5. Friendship. We’ve all been there. We’ve also had those relationships that threaten to emotionally destroy us at any given second. We love our friends, want the best for our friends, but sometimes their decisions weigh too heavily on our conscience. That’s what Jackie was to Sade; a best friend, but a burden. If you had a childhood best friend, you’ll find something about Jackie and Sade’s relationship that reminds you of yourself (and relationships with others).
6. Sade. She’s a character that comes to life right before your eyes. From the first page to the last, Sade is developing. She’s growing. Her loyalty is probably the most admirable thing about her, but it’s also her Achilles heel. What did I love most about Sade? She’s the perfect protagonist. She’s perfect because she’s not perfect. She comes with her own set of faults and problems, and it’s impossible not to root for her.
In the end, I smiled. I laughed. I cried (my poor Kindle was soaked!). This is definitely a book for the young (or the young at heart). It will grab you and touch you on so many levels.

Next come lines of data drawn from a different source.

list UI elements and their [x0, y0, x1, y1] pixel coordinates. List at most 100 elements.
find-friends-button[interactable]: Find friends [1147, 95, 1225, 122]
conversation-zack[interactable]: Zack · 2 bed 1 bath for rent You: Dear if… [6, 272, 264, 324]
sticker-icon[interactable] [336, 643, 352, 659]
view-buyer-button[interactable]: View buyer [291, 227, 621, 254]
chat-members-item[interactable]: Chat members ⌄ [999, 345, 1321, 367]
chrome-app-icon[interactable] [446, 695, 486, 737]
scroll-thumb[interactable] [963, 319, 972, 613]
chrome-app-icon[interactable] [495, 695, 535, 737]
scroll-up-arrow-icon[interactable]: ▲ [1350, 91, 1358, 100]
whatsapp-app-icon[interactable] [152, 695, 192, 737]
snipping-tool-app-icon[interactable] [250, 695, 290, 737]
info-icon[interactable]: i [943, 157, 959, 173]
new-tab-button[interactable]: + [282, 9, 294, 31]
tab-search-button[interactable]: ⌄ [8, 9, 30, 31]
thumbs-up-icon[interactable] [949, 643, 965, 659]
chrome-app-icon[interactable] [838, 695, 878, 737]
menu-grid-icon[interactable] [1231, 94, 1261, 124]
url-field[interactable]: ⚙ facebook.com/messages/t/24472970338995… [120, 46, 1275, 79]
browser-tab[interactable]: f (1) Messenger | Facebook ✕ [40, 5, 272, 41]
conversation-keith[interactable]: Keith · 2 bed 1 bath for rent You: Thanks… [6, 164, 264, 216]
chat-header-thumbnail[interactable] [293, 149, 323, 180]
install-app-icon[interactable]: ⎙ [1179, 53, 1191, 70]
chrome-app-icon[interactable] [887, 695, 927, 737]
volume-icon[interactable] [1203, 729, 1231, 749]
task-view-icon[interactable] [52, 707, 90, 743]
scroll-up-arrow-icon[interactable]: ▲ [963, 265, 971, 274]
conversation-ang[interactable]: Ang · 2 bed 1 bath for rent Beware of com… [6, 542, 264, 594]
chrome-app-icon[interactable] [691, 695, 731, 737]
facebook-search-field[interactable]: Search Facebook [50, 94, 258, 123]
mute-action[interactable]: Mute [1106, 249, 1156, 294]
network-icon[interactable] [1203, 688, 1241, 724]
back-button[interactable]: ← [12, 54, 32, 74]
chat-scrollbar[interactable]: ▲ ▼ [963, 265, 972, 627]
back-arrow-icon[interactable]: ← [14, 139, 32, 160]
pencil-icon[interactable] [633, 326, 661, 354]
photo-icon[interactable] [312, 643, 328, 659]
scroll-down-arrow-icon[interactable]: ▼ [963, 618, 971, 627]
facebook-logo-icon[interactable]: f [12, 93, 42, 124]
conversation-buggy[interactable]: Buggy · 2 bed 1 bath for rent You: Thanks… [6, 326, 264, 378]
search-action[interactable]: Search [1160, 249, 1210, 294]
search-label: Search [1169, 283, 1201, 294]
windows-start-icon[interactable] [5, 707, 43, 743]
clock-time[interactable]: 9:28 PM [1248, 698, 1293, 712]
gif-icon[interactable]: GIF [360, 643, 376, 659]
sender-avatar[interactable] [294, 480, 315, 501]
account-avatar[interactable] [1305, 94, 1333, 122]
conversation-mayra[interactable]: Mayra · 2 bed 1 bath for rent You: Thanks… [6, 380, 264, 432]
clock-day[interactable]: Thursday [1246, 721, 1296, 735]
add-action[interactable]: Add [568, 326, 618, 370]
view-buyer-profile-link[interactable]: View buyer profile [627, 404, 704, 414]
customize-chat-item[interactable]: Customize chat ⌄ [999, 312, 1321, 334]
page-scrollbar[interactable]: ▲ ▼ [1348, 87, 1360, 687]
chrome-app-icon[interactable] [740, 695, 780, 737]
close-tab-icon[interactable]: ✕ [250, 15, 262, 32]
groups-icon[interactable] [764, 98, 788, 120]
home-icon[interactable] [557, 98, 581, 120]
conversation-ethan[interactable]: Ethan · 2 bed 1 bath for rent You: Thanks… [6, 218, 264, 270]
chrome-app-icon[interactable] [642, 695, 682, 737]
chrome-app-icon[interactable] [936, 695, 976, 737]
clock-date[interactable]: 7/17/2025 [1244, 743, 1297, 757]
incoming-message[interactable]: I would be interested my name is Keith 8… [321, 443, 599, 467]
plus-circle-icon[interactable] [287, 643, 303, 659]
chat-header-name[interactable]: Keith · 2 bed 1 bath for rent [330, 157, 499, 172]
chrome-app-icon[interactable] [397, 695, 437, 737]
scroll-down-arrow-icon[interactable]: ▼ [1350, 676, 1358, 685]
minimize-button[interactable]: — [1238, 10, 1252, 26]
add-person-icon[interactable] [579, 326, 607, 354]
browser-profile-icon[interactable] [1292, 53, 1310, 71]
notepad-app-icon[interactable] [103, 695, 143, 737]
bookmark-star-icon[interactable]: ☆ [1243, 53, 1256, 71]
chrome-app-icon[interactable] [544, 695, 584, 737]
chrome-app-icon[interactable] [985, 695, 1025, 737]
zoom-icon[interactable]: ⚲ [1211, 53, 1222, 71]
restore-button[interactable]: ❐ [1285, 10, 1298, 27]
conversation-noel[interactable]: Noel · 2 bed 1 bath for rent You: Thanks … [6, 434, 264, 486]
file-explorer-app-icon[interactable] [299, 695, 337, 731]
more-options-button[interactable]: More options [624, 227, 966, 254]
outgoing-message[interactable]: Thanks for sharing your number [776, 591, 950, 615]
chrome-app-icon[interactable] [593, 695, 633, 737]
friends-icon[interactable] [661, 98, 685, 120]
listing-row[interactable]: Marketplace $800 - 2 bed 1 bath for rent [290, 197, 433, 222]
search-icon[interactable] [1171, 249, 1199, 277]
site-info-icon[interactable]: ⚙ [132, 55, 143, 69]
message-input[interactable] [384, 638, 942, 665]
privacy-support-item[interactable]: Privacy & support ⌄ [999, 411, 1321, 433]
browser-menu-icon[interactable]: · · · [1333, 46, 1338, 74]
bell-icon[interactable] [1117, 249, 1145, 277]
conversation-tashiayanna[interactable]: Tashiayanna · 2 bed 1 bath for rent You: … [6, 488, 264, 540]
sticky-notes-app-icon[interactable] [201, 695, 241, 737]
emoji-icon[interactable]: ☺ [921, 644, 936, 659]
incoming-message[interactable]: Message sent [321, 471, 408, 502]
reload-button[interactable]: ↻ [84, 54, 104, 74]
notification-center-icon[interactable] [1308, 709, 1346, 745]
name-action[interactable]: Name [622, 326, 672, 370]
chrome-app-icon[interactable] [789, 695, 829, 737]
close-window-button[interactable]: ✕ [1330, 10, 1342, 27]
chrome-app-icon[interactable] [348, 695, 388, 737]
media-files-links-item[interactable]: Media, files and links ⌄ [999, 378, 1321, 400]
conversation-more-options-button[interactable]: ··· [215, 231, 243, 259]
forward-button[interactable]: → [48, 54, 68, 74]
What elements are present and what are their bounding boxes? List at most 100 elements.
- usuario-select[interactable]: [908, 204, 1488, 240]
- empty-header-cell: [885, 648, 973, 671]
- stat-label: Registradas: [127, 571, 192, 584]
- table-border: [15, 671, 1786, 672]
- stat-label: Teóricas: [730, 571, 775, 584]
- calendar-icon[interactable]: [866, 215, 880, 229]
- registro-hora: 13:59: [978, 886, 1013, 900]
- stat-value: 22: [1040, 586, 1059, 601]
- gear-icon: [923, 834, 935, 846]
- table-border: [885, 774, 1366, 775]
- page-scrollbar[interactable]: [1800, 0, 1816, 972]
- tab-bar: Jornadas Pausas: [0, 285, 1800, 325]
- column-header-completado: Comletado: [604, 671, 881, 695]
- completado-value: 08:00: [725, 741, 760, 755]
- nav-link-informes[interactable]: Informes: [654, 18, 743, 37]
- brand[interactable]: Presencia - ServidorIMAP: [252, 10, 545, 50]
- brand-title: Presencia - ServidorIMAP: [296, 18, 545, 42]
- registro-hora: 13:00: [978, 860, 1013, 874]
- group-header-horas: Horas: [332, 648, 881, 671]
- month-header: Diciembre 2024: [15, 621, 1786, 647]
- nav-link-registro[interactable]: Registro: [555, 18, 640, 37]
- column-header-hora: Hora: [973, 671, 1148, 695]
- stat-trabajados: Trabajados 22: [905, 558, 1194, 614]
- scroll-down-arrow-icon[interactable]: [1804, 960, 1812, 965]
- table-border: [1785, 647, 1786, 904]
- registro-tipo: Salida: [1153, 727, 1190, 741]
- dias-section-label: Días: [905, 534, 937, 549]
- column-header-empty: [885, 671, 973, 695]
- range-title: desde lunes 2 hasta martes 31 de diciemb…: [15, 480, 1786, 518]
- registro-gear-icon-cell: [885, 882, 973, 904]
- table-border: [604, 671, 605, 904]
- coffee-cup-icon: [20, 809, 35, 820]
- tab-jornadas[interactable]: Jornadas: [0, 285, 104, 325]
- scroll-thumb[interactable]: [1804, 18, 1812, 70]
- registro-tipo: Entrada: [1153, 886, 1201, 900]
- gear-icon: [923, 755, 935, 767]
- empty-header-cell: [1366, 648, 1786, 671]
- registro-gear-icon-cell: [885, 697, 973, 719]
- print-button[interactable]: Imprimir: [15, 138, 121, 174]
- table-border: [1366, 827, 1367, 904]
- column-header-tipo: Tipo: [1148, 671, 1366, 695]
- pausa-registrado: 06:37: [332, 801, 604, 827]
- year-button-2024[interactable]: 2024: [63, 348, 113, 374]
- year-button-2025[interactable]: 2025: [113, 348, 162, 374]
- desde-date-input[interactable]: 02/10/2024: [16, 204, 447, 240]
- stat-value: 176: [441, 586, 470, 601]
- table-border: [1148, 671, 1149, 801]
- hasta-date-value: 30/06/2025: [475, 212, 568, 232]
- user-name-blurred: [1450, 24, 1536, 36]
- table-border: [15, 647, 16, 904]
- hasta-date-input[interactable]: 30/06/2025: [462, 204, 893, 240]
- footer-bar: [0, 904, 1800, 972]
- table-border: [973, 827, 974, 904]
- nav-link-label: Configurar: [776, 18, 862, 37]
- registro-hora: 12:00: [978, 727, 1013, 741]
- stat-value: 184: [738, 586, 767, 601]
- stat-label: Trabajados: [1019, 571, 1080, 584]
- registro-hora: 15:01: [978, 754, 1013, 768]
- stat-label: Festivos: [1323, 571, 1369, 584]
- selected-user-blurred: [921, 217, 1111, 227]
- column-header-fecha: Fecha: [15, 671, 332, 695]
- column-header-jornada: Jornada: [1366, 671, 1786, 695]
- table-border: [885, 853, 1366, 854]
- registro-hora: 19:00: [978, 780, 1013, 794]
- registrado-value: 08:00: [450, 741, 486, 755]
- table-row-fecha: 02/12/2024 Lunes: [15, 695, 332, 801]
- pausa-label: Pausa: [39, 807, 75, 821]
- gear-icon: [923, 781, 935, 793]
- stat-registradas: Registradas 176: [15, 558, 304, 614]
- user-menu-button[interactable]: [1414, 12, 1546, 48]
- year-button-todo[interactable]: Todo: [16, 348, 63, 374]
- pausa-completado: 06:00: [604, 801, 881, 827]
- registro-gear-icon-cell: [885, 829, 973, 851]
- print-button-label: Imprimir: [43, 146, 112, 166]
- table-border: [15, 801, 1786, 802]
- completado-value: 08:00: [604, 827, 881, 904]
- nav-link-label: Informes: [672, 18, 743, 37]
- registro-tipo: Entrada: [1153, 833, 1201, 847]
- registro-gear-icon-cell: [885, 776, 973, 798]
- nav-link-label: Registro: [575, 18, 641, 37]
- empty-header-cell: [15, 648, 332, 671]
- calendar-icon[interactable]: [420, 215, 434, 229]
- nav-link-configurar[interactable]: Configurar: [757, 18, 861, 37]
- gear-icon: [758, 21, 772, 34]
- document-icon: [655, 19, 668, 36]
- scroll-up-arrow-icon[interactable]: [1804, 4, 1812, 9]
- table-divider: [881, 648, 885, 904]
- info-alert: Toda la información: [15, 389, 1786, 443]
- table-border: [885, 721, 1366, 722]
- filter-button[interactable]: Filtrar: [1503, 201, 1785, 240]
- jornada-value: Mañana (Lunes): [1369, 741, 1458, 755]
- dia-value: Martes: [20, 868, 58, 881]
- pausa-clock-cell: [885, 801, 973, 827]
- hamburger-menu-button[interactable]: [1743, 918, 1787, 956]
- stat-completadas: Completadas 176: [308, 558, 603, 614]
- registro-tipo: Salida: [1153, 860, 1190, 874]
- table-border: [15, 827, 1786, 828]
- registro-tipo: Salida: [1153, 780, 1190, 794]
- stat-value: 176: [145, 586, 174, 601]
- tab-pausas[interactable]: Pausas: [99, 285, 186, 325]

Final note: A quick look at my past reviews on Amazon will reveal that I am big Elizabeth Barone fan. I am hooked on her ‘Sandpaper Fidelity’ series, so when I read that she was releasing “Sade”, I was anxious to get my hands on it. Though I am a loyal fan, this was an honest, unsolicited, and unbiased review. This review is nothing but my honest, heart-felt opinion. Well done, Liz. “Sade” will stay with me forever.